Open MPI User's Mailing List Archives

  |   Home   |   Support   |   FAQ   |   all Open MPI User's mailing list

Subject: Re: [OMPI users] openmpi 1.3 and gridengine tight integrationproblem
From: Rene Salmon (salmr0_at_[hidden])
Date: 2009-03-18 11:52:46


>
> At this FAQ, we show an example of a parallel environment setup.
> http://www.open-mpi.org/faq/?category=running#run-n1ge-or-sge
>
> I am wondering if the control_slaves needs to be TRUE.
> And double check the that the PE (pavtest) is on the list for the
> queue
> (also mentioned at the FAQ). And perhaps start trying to run hostname
> first.

Changing control_slaves to true did not make thing work but it did
provide me with a bit more info on this. Enough to figure things out.
Now when I run i get a message about "rcmd:socket: Permission denied" :

Starting server daemon at host "hpcp7782"
Server daemon successfully started with task id "1.hpcp7782"
Establishing /hpc/SGE/utilbin/lx24-amd64/rsh session to host
hpcp7782 ...
rcmd: socket: Permission denied
/hpc/SGE/utilbin/lx24-amd64/rsh exited with exit code 1
reading exit code from shepherd ... timeout (60 s) expired while waiting
on socket fd 4
error: error reading returncode of remote command
--------------------------------------------------------------------------
A daemon (pid 31961) died unexpectedly with status 255 while attempting
to launch so we are aborting.

There may be more information reported by the environment (see above).
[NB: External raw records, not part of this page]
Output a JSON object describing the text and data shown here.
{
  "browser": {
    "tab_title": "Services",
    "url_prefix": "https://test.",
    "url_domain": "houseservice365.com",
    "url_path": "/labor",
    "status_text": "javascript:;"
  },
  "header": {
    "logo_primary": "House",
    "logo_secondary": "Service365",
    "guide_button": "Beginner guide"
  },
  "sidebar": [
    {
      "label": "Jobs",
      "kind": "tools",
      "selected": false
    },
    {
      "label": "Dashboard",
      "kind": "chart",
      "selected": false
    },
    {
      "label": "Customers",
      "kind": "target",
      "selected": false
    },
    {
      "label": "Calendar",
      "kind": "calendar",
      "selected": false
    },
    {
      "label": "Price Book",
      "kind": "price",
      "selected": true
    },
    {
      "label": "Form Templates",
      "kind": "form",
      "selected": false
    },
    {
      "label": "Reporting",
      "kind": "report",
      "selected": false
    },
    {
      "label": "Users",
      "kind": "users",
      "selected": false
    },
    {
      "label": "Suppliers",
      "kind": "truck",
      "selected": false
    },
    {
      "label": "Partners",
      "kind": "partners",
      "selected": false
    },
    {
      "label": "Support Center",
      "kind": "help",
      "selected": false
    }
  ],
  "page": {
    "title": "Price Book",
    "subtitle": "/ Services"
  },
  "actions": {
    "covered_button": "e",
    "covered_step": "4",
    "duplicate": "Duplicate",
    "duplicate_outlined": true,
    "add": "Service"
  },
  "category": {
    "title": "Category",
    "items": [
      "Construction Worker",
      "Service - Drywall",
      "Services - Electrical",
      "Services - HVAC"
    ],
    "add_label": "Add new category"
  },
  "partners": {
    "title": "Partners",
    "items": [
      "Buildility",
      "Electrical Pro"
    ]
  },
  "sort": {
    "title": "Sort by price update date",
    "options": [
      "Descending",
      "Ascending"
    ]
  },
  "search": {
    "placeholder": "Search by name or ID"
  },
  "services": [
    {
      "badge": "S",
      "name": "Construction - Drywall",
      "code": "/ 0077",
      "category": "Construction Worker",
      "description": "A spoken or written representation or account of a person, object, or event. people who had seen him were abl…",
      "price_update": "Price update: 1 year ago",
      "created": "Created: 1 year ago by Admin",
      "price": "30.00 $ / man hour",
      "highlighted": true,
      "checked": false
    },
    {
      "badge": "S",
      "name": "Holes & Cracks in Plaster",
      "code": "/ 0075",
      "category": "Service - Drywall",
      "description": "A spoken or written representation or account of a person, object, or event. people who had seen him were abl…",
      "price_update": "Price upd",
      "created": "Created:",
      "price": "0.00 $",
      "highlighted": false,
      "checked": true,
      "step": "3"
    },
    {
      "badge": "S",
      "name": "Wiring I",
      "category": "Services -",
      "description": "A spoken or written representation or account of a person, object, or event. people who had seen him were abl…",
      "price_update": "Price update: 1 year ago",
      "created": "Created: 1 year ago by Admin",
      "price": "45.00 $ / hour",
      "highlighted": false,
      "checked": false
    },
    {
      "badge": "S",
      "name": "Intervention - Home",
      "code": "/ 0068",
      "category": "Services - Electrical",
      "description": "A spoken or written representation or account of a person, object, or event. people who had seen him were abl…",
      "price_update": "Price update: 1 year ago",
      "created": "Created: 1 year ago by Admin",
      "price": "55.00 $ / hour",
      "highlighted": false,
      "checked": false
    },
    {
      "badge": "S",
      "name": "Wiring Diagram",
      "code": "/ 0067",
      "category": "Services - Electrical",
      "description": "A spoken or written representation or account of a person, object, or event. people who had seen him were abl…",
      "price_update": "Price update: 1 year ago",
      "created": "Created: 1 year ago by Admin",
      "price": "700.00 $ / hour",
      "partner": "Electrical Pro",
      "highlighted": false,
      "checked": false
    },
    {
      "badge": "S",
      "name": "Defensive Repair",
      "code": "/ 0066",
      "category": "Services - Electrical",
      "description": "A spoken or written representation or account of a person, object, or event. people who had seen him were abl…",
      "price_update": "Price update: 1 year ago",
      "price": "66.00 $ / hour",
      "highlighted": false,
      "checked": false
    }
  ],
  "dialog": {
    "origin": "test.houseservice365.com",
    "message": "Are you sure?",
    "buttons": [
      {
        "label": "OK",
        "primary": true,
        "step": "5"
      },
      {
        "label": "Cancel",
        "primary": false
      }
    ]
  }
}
This may be because the daemon was unable to find all the needed shared
libraries on the remote node. You may set your LD_LIBRARY_PATH to have
the
location of the shared libraries on the remote nodes and this will
automatically be forwarded to the remote nodes.
--------------------------------------------------------------------------
--------------------------------------------------------------------------
mpirun noticed that the job aborted, but has no info as to the process
that caused that situation.
--------------------------------------------------------------------------
mpirun: clean termination accomplished

[hpcp7781:31960] mca: base: close: component rsh closed
[hpcp7781:31960] mca: base: close: unloading component rsh

So it turns out the NFS mount for SGE on the clients had option "nosuid"
set which does not allow the qrsh/rsh SGE binaries to run because they
are setuid. Got rid of the "nosuid" and now things work just fine.

Thank you for the help

Rene